The comparison data also distinguishes it from workspace-style neighbors such as multiple-layout-mixing-in-single-canvas and canvas-caliper. Those examples add structure around the scene, but here the circles are part of the solver rule itself because circularSet is passed into MyForceLayout.setLevelCircleSet(...). The backdrop, the anchor placement, and the constraint logic all reinforce the same layered reading.
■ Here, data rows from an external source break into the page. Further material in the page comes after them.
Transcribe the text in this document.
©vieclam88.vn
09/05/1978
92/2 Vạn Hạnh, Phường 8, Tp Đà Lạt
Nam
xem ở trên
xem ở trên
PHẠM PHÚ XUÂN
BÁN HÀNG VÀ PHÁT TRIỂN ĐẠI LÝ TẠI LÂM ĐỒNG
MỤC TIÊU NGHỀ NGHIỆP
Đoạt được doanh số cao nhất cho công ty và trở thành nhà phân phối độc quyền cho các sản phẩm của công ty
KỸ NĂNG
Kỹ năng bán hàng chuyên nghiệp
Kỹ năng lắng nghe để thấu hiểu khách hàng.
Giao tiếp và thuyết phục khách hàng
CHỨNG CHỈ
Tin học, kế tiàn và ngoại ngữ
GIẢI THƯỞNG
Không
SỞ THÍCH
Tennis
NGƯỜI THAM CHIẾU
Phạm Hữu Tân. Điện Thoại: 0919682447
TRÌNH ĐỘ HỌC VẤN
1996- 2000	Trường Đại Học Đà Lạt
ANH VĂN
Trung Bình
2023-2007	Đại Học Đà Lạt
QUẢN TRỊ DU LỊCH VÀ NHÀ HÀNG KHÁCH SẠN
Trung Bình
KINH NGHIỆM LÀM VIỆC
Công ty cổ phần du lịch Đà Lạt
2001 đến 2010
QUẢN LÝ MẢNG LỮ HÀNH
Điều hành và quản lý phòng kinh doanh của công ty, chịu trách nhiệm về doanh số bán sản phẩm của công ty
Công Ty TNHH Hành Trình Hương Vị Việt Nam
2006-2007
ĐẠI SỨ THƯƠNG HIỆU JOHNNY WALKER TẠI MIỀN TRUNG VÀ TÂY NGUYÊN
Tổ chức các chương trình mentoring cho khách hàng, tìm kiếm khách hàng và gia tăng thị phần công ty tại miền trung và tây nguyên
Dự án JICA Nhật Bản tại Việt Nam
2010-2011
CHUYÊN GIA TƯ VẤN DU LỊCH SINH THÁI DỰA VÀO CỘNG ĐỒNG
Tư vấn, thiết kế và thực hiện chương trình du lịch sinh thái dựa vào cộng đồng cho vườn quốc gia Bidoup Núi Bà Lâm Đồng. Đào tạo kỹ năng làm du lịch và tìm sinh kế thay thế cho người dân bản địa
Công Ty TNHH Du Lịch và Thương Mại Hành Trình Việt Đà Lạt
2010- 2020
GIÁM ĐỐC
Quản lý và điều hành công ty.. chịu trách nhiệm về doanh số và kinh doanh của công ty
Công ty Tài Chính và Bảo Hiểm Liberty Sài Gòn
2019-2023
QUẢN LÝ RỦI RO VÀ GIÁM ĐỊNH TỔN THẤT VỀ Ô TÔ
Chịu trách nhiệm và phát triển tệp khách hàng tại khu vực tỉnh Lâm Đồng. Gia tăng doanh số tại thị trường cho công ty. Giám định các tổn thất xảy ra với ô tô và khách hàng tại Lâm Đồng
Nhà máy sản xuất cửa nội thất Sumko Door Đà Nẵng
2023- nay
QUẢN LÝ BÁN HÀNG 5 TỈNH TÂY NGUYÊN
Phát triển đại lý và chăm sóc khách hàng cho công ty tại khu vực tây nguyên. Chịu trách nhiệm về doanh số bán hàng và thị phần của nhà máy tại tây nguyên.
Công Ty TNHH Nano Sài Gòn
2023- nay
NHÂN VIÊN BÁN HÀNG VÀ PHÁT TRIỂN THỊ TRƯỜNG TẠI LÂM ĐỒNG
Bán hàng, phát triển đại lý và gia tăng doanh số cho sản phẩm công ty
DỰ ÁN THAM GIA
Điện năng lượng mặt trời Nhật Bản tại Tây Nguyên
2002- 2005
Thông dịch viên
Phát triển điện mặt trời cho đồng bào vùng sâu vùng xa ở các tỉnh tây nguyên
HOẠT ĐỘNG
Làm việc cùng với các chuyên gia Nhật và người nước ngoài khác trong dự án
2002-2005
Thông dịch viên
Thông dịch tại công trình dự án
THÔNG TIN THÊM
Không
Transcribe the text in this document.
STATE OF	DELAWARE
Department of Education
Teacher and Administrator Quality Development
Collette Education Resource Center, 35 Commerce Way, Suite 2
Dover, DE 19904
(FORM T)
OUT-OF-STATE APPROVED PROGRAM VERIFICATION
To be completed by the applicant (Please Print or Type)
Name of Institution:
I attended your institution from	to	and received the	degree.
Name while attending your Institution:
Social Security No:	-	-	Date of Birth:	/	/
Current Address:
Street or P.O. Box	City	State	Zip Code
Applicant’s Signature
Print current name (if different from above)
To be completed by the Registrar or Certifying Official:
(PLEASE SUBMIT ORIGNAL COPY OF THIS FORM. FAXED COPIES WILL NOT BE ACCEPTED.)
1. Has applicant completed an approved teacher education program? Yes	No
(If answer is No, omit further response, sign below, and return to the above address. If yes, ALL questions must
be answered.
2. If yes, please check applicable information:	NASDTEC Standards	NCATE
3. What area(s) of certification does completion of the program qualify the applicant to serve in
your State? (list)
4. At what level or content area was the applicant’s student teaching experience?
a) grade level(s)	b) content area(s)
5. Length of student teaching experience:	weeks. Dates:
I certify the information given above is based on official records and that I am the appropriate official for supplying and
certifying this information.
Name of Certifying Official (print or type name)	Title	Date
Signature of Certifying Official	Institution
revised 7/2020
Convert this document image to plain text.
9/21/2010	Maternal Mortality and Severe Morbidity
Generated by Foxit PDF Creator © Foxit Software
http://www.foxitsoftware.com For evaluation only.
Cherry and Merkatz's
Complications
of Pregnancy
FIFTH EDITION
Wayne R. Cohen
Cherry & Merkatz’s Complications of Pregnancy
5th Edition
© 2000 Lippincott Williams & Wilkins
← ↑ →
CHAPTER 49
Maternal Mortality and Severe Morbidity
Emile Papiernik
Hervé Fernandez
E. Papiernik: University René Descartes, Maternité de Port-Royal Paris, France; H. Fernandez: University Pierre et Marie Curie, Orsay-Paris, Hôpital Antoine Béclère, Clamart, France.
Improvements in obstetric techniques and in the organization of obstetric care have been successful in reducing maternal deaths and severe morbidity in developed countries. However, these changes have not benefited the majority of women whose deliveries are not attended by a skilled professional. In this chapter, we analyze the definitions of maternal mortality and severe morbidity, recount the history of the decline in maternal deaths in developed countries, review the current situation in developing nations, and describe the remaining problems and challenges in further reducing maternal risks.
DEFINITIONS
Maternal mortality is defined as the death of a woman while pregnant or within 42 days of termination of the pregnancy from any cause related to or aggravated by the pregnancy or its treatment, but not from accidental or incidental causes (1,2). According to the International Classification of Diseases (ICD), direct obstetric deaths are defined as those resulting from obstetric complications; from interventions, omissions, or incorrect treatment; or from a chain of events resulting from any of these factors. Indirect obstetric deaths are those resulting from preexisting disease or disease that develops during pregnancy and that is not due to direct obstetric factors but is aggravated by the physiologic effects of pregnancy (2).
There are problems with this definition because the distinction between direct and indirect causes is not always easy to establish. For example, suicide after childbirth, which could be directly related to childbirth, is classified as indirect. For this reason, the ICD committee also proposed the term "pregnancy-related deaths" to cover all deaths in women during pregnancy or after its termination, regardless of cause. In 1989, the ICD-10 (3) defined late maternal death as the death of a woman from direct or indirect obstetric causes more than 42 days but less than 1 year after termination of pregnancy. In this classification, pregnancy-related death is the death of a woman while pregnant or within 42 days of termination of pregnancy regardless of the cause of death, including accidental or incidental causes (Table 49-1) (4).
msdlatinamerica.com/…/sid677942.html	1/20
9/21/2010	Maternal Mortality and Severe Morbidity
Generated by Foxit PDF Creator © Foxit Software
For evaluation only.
Its rare feature combination is also unusually focused: a custom RGLayouts.ForceLayout subclass, live force-parameter tuning, a drag-based ring-diameter editor, fixed anchor nodes, a dark canvas, dashed no-arrow relationship lines, and circular avatar-and-badge node slots. Shared helpers like the floating settings panel and image export are not unique by themselves, but in this example they support a constrained layout-engineering workflow rather than a generic viewer.
Where Else This Pattern Applies
This pattern transfers directly to graphs that need both hierarchy bands and local force-based spacing. Examples include stakeholder maps organized by influence distance, layered risk networks, supplier ecosystems grouped by proximity to a focal company, or dependency maps split into core, adjacent, and peripheral rings.
It is also useful when teams want end users to tune layout geometry without editing graph structure. The draggable ring-size editor can become a control for policy zones, ownership circles, impact bands, or service tiers, while the same custom layouter pattern keeps nodes readable inside whichever radial model the application needs.